Treffpunkt Garten

Das Magazin für Naturliebhaber

Alle 4 Wochen, Dienstag 19.00 Uhr – Wdh. Mittwoch 9.00 Uhr

Im Mittelpunkt stehen Themen wie die jahreszeitlichen Arbeiten im Garten, Rasen-und Rosenschnitt, Nützlinge/Schädlinge, Anlegen eines Kräuterbeetes oder Tipps zur Auswahl bei der Pflanzung eines neuen Obstgehölzes – regelmäßige kompetente Gesprächspartner sind u.a  Claudia Heger, Fachberaterin des Landesverbandes der Gartenfreunde in Braunschweig, sowie Gärtnermeister Burkhard Bohne vom Arzneipflanzengarten der TU Braunschweig.

Beiträge zu Themen aus Natur und Umwelt ergänzen die Sendung von und mit Ines Rahaus.

Feste Rubriken in Zusammenarbeit mit:

– Claudia Heger vom Landesverband der Gartenfreunde e.V.

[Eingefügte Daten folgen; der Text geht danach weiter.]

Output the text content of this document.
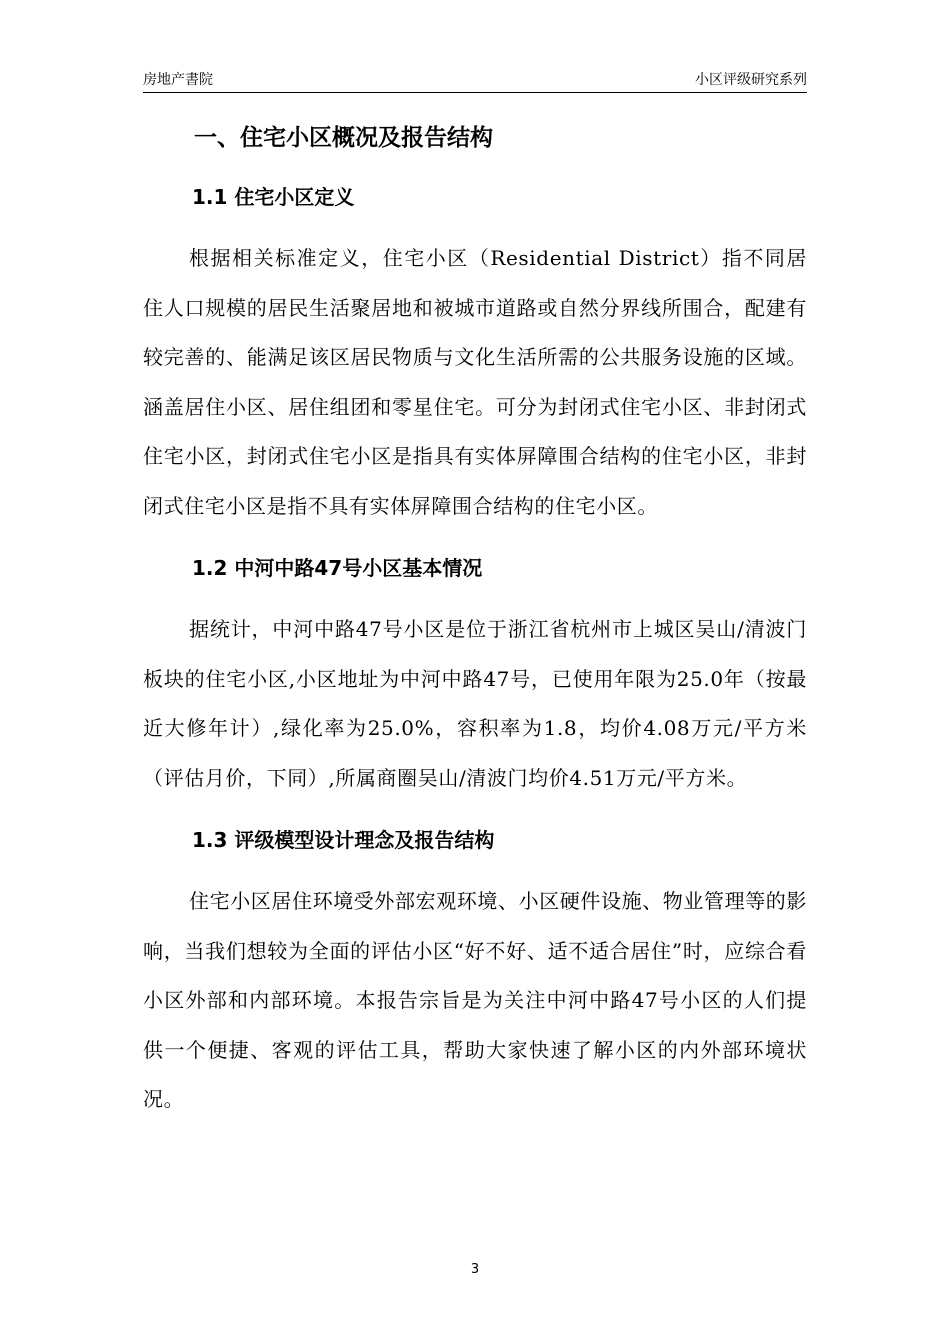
房地产書院	小区评级研究系列
一、住宅小区概况及报告结构
1.1 住宅小区定义

根据相关标准定义，住宅小区（Residential District）指不同居住人口规模的居民生活聚居地和被城市道路或自然分界线所围合，配建有较完善的、能满足该区居民物质与文化生活所需的公共服务设施的区域。涵盖居住小区、居住组团和零星住宅。可分为封闭式住宅小区、非封闭式住宅小区，封闭式住宅小区是指具有实体屏障围合结构的住宅小区，非封闭式住宅小区是指不具有实体屏障围合结构的住宅小区。

1.2 中河中路47号小区基本情况

据统计，中河中路47号小区是位于浙江省杭州市上城区吴山/清波门板块的住宅小区,小区地址为中河中路47号，已使用年限为25.0年（按最近大修年计）,绿化率为25.0%，容积率为1.8，均价4.08万元/平方米（评估月价，下同）,所属商圈吴山/清波门均价4.51万元/平方米。

1.3 评级模型设计理念及报告结构

住宅小区居住环境受外部宏观环境、小区硬件设施、物业管理等的影响，当我们想较为全面的评估小区“好不好、适不适合居住”时，应综合看小区外部和内部环境。本报告宗旨是为关注中河中路47号小区的人们提供一个便捷、客观的评估工具，帮助大家快速了解小区的内外部环境状况。

3
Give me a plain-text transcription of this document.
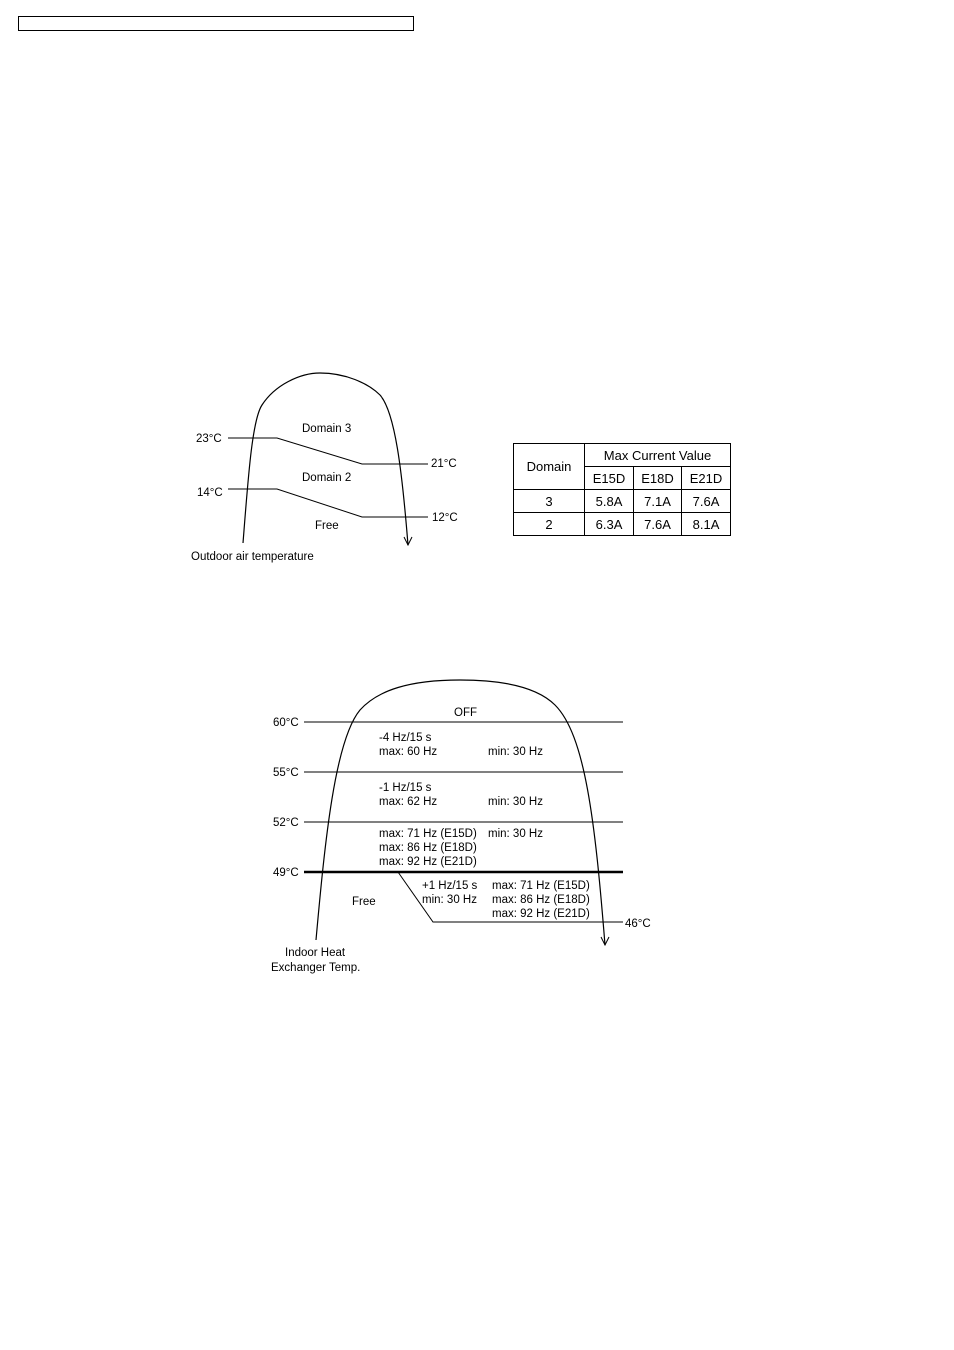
23°C
14°C
21°C
12°C
Domain 3
Domain 2
Free
Outdoor air temperature
60°C
55°C
52°C
49°C
46°C
OFF
-4 Hz/15 s
max: 60 Hz	min: 30 Hz
-1 Hz/15 s
max: 62 Hz	min: 30 Hz
max: 71 Hz (E15D) min: 30 Hz
max: 86 Hz (E18D)
max: 92 Hz (E21D)
+1 Hz/15 s
min: 30 Hz
max: 71 Hz (E15D)
max: 86 Hz (E18D)
max: 92 Hz (E21D)
Free
Indoor Heat
Exchanger Temp.
Domain	Max Current Value		
	E15D	E18D	E21D
3	5.8A	7.1A	7.6A
2	6.3A	7.6A	8.1A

– Burkhard Bohne vom Arzneipflanzengarten der TU Braunschweig

– Kalle Weber vom FEMO – Freilicht- und Erlebnismuseum Ostfalen

THEMEN DER SENDUNG

Treffpunkt Garten macht “WINTERPAUSE”. Am 8. Februar gibt es die nächste Ausgabe.

Sympathieträger Igel

Im Winter gibt es keine oder wenig Insekten, deshalb hält der Igel Winterschlaf. Im Herbst gibt es viele Anfragen beim NABU-Artenschutzzentrum Leiferde/ Kreis Gifhorn, die Igel betreffen. Wie erkennt man, ob und welche Hilfe er braucht? Ist er zu leicht, vielleicht krank oder verletzt, welches Futter, was zu trinken? Auf keinen Fall einen Apfel und keine Milch, sagt die Leiterin Bärbel Rogoschick.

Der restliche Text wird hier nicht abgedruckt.